Not alone

Are praying and meditating perfect spiritual acts for you? I often wonder about this, because I read and believe that being a saint is not available to someone like myself. I wake up each day and am very aware of my being human, and open to whatever will trip me up from time to time. Like my sponsor and those old timers told me again and again, and I saw examples of this through the years.

Every once in a while I will find myself stumbling and bumbling and tumbling in life. Not terrible, but definitely human. And that always reminds me of what my living a sober life in this program is like for me. This is not a complaint, but just another human thought.

All this is why I often stop and sit down and write my thoughts out. I know from experiences how often I have to stop and convince myself that I need to take the time to think about why I am here. I learned that a long time ago, when my old sponsor opened the door to this spiritual way of life through the Second Step. Never want to forget that.

I know that I am often envious, when I hear others tell me how they can spend a lot of time wrapped up in contemplation. That almost knocks the wind out of me. I mean I can always try to do this, but it often doesn’t work. I know I am not alone, but it still bothers me on occasions. I can well remember many years ago, when I was studying for the ministry, many monks and ministers, who would go deeply into meditation and contemplation. It often took my breath away.

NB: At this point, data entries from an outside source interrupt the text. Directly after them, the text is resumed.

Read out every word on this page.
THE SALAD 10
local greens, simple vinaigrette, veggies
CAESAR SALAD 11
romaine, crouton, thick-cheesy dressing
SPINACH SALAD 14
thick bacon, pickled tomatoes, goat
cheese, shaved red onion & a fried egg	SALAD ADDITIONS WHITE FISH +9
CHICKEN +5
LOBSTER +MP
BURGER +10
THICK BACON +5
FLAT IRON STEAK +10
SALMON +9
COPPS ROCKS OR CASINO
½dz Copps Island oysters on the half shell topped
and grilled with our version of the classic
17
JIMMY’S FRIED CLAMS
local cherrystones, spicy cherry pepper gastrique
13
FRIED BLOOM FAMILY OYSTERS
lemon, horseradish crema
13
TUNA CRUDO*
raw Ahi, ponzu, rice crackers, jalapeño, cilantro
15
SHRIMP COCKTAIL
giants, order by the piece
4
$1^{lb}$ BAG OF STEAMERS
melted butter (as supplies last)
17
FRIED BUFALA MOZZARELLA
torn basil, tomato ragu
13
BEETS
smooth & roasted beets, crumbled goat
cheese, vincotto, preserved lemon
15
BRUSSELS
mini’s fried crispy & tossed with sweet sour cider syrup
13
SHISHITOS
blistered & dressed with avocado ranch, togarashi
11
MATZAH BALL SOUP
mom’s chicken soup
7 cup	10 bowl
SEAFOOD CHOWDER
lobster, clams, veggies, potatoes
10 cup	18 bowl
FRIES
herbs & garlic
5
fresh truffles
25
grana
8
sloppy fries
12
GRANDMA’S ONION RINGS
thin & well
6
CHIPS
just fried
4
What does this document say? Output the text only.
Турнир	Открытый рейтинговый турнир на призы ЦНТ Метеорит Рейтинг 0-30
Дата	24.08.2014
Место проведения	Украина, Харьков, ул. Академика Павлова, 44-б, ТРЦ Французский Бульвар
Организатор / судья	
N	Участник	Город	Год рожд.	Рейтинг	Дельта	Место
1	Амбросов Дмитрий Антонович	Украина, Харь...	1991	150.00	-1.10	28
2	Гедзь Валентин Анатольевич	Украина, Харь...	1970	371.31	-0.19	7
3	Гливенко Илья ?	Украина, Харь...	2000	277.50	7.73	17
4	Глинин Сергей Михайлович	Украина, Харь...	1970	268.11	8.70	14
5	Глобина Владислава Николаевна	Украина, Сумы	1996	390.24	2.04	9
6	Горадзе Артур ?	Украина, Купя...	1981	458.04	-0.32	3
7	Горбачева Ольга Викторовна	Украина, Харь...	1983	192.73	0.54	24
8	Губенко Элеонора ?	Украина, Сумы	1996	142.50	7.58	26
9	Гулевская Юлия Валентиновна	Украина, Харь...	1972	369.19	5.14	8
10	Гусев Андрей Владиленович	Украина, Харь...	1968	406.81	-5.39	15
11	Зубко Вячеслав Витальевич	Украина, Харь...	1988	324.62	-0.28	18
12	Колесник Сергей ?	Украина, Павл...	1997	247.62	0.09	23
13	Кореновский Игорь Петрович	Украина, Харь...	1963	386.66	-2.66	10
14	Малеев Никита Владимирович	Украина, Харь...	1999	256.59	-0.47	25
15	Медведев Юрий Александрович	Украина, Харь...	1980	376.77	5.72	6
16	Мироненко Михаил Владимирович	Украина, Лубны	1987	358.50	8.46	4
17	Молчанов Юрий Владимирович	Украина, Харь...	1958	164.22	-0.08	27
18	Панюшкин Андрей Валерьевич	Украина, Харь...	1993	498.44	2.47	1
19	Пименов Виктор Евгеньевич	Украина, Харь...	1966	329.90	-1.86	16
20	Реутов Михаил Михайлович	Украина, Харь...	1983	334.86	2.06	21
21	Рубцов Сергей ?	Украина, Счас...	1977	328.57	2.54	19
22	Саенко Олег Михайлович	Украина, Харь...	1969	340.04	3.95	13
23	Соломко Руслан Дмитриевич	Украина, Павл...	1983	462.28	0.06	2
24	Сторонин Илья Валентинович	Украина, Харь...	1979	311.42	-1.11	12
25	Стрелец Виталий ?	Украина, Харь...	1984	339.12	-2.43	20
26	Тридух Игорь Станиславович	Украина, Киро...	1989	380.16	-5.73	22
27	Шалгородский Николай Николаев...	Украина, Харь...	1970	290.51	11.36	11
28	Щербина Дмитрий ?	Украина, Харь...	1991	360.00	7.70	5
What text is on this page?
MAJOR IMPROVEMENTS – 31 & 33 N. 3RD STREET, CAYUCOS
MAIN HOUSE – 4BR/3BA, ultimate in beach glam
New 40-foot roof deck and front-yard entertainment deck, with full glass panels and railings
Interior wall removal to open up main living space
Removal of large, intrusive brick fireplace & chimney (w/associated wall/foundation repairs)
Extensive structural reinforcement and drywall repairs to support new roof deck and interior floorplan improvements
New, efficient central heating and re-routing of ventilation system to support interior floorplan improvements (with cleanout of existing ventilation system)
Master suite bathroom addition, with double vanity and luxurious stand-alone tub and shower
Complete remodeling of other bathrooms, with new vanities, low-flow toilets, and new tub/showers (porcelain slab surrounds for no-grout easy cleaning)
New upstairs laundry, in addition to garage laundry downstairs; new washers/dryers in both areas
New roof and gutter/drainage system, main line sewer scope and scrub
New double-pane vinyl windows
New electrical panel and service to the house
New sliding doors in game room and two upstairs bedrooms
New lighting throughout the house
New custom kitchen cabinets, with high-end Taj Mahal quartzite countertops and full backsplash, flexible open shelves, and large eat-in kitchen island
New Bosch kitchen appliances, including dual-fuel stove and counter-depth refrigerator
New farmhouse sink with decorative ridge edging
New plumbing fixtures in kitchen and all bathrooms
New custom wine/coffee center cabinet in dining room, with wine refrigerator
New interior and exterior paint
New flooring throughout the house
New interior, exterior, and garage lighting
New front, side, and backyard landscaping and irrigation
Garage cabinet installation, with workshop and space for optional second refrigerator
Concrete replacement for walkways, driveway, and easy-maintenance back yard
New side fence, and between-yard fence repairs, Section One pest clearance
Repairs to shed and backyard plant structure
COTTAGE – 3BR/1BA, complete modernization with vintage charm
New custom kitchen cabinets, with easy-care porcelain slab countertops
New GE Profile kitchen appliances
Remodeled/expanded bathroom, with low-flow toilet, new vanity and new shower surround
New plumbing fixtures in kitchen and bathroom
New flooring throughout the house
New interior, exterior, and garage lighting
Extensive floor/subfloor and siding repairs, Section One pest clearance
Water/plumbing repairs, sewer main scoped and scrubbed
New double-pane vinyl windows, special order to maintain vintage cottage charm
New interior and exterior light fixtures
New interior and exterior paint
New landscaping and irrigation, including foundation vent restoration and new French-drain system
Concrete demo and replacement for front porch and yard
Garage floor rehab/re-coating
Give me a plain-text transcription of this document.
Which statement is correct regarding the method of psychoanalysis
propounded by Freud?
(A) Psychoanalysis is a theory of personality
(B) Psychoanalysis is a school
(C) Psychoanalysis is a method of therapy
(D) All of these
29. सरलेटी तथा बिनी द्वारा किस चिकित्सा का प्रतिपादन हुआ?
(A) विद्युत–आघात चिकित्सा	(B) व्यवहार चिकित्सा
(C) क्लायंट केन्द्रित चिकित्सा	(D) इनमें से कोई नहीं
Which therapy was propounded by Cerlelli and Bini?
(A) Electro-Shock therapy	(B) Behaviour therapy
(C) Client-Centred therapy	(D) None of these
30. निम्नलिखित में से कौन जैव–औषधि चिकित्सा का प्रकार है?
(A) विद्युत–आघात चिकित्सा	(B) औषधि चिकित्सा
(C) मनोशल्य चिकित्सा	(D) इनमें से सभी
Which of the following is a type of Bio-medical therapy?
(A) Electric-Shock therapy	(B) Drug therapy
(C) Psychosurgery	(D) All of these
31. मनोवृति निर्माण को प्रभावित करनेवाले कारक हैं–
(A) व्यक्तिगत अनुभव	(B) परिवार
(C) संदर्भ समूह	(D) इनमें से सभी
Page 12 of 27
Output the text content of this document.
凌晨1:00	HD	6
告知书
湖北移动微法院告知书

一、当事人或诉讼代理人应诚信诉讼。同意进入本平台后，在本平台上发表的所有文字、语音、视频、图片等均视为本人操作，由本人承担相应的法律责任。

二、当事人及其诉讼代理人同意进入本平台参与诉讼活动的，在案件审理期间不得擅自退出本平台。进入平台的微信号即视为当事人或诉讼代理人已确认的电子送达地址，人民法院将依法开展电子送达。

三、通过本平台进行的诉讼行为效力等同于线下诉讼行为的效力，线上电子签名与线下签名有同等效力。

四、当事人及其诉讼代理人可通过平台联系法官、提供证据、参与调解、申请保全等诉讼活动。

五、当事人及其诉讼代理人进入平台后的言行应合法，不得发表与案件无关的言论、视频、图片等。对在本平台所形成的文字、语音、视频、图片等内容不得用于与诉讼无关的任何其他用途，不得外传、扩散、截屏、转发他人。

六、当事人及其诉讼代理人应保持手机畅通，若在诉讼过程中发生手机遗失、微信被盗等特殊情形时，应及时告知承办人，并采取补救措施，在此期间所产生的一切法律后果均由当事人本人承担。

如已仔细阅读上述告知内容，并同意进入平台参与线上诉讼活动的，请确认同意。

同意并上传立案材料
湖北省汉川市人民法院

And then I stop from time to time and remember what I was told back a long time ago. And that was when one monk told us that what we need are three things: Faith, hope, and love. And then I add compassion.

Anyway, I had a lot of things, which were interrupting me today, and I had to stop and think about all of this. Truthfully I am adding Faith, hope, and love, including compassion to these moments. Makes me thankful for all that has been given to me over time. And I know I am not alone.